George Rolinson, codescubridor en 1957 del núcleo de las penicilinas e impulsor de las penicilinas semisintéticas, dijo el pasado miércoles en Madrid que el sida es "sólo un problema relacionado con drogadictos y homosexuales promiscuos", y, por tanto, factible de prevenir. Desde su punto de vista estima más útil socialmente dedicar esfuerzos a encontrar una vacuna contra el catarro común.
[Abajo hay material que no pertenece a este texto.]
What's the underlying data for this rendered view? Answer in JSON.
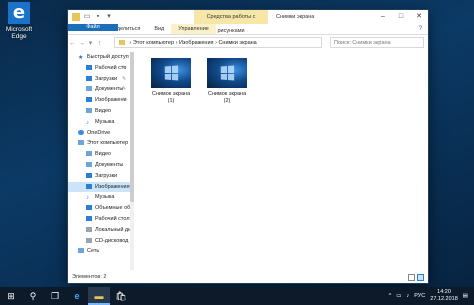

"Aunque estemos en el camino, no creo que se encuentre una vacuna contra el sida antes de 10 años, y yo, personalmente, estoy más interesado en el desarrollo de un antídoto contra el catarro común", dijo este investigador inglés, varias veces cercano a la concesión del Nobel por sus trabajos en la quimioterapla antibacteriana. Rolinson reconoce, no obstante, que si bien la ciencia del siglo XX ha conseguido "ganar una batalla a las bacterias", los virus han tomado la alternativa, "y la infección viral es mucho más difícil de combatir".Rolinson estuvo esta semana en Madrid para participar en un homenaje a Fleming, Florey y Chain, organizado por los laboratorios Beecham en el marco del Salón de la Medicina y la Terapéutica (Ibermédica 91). Los tres científicos compartieron en 1945 el Premio Nobel de Medicina y Fisiología por su descubrimiento, aislamiento y utilización de una nueva sustancia llamada penicilina, que revolucionó el tratamiento terapéutico de las infecciones y de las enfermedades de transmisión sexual.

Un hombre callado

Su impresión personal sobre Fleming, al que conoció ya jubilado, no es muy halagadora para el famoso escocés: "Era un hombre callado, un poco tímido, sin una gran presencia física y de difícil diálogo. Era un buen bacteriólogo", prosigue, "pero limitado en sus conocimientos de quimioterapia". Su reconocimiento se dirige más hacia la labor de Florey y Chain-de este último fue discípulo-, quienes encontraron 10 años después el valor terapéutico de la penicilina.Tras más de 30 años trabajando en el desarrollo de las peniciiinas, George Rolinson se dedica ahora a mejorar el uso y la elección de antibióticos. No tira piedras contra las prescripciones médicas, pero reconoce que en muchos casos, por deficiencias en el diagnóstico del agente patógeno, los tratamientos no son los adecuados. Esto supone el riesgo de que se generen resistencias bacterianas al medicamento y, fundamentalmente, de que el paciente no mejore", concluye.